Restaurants might be the industry suffering the most collateral damage from the COVID-19 pandemic, but that hasn’t stopped the Ore House and partners from starting a program to provide tasty meals for medical providers on the battle’s front lines.
Ryan Lowe, owner of the Ore House, is working to bring other restaurants together to prepare meals for nurses, doctors and other medical professionals at Mercy Regional Medical Center.
“As we’ve watched the COVID-19 virus spread around the country, hospitals have become overwhelmed. It’s more in the cities, but we were worried there’s the potential for Mercy to have the same issue,” Lowe said.
The Ore House owner heard about a national effort called Feeding the Frontline – organized initially by a shuttered pizzeria in Boston that soon spread to San Francisco – to prepare meals for medical workers in hospitals, clinics and other medical sites.
“It’s really a scalable program. I think it’s something that will be super helpful now and potentially in the future. If we ever have a need like this, it’s something that we can kind of turn the keys back on,” Lowe said.
All participating restaurants will comply with Mercy’s requirements to ensure meals are sanitary and coronavirus-free, including the wearing of masks by cooks and taking employees’ temperatures every two hours.
“We have been working closely with the six restaurants in this effort to bring food to our campus and coordinated through the shifts. The timing needs to be central. And then of course, it also needs to be done in a way that is safe from a COVID-protection standpoint as we bring it in,” said Mercy interim CEO Mike Murphy.

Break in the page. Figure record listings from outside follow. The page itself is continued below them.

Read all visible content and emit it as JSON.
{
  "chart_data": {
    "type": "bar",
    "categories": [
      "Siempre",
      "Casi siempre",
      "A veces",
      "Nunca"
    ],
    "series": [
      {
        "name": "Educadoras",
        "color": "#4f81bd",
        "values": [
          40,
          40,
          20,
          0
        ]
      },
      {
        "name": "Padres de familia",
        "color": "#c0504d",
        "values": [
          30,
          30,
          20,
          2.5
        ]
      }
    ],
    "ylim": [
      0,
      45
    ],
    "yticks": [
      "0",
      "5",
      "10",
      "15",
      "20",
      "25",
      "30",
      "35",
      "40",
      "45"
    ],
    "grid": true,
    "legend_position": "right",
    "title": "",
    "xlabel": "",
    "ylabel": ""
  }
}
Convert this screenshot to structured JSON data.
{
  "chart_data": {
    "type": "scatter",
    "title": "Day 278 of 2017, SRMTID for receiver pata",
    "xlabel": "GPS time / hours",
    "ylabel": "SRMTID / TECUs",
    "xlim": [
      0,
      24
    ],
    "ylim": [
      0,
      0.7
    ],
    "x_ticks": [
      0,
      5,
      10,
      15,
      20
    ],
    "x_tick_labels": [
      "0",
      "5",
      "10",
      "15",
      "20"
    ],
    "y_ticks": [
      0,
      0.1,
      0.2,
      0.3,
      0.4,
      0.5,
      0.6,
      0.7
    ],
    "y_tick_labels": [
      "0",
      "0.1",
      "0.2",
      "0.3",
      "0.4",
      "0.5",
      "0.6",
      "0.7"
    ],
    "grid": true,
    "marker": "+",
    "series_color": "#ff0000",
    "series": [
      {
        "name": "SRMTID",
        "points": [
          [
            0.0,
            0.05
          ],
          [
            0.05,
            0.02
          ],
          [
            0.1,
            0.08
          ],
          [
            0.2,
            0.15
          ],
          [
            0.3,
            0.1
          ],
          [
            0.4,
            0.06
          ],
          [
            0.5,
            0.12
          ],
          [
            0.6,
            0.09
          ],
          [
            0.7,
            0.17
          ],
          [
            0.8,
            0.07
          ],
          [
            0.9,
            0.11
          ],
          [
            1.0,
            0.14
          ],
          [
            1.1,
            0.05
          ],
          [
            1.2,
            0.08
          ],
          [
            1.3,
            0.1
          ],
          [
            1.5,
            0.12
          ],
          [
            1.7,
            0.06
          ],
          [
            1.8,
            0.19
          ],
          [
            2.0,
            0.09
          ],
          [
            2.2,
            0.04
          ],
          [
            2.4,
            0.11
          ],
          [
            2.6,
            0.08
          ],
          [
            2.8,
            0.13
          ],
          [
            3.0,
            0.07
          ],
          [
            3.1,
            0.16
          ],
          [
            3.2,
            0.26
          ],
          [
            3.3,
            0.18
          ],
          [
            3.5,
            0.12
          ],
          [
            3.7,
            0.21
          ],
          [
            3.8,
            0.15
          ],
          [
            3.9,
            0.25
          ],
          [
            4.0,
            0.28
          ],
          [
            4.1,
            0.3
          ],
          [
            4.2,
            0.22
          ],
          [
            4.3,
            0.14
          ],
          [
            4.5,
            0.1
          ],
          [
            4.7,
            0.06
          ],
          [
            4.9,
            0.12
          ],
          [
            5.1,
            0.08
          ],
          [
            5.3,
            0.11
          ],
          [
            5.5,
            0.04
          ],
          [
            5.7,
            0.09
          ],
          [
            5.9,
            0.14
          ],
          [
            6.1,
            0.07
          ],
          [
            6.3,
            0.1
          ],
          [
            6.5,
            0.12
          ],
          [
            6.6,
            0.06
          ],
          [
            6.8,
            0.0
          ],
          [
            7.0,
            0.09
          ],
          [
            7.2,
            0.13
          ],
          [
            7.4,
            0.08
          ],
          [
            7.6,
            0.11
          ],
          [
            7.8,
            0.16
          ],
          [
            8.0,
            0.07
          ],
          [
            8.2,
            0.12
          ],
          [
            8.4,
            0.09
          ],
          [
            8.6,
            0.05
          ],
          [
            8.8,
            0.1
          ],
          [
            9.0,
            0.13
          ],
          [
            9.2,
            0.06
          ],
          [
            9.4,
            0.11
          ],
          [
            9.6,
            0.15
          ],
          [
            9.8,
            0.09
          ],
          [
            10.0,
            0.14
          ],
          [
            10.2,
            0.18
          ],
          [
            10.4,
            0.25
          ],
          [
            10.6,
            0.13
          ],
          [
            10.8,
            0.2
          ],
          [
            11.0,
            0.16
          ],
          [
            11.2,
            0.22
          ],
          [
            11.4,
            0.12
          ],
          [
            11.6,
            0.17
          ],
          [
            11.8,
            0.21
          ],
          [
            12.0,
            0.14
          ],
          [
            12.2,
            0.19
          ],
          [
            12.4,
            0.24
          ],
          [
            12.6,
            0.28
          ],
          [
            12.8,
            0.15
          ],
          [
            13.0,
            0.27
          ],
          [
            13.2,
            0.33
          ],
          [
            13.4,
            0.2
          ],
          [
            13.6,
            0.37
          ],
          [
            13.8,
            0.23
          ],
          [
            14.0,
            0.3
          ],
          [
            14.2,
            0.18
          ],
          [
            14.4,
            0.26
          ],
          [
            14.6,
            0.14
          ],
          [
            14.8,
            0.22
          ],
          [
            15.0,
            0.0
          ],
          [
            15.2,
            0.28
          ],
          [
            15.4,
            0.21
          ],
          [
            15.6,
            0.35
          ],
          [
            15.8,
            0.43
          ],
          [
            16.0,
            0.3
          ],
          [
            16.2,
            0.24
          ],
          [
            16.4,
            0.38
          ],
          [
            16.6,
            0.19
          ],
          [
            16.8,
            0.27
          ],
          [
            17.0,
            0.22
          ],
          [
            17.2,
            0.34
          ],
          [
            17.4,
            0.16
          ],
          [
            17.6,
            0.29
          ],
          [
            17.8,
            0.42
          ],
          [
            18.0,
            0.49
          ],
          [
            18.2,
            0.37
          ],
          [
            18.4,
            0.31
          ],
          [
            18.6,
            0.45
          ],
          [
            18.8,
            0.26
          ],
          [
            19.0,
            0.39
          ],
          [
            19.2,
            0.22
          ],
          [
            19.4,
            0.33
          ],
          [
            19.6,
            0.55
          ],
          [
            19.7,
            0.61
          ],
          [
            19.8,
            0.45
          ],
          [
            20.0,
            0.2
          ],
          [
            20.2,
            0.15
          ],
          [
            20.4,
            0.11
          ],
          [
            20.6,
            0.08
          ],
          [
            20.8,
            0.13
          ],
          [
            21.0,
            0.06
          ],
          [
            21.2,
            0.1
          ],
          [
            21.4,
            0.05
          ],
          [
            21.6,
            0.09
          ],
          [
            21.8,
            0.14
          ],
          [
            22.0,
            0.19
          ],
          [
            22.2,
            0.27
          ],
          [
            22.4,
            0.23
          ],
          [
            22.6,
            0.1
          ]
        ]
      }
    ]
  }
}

Restaurants will also provide a service in which Mercy employees can come by at the end of their shifts to pick up meals for dinnertime, Murphy said.
“That is very helpful after you’ve had a long shift, you don’t want to come home and cook a meal,” he said.
Lowe reached out to Christina Rinderle and Chris Bettin, co-owners of Durango Land and Homes, to help organize Durango’s version of Feed the Frontline.
Word about the program went out to real estate offices, and Rinderle said that brought in $7,000 in seed funding.
Bettin spoke with Local First, which has created a webpage to serve as a home for donations for Feed the Frontlines Durango, and it has agreed to serve as the 501(c)(3) organization for the program in Durango.
As of Wednesday, Rinderle said Feed the Frontlines Durango had raised $16,000 of its $60,000 goal to provide 60 days worth of meals.
Wednesday was be the initial trial run for Feed the Frontlines Durango.
Lowe wants to make sure the operation has the bugs worked out before the COVID-19 pandemic peaks in La Plata County, which Murphy said he now expects in late April and early May.
“We hope to have between five and 10 restaurants ready to go on a daily basis to provide 100 meals per day. That number may change as the hospital’s needs change. And they give us more information about what they want. But that’s kind of the plan at this juncture now,” Bettin said.
Rinderle said the idea works on two fronts: It helps provide meals for medical workers who might find themselves fairly busy in the next month or so, and it helps restaurants provide some paid work hours and shifts for employees who have been furloughed by the stay-at-home order, which now extends through April 26.
“If we do have enough response with donations and we have the capacity, we’d like to expand this to the police department and fire department as well as our other first responders,” Rinderle said.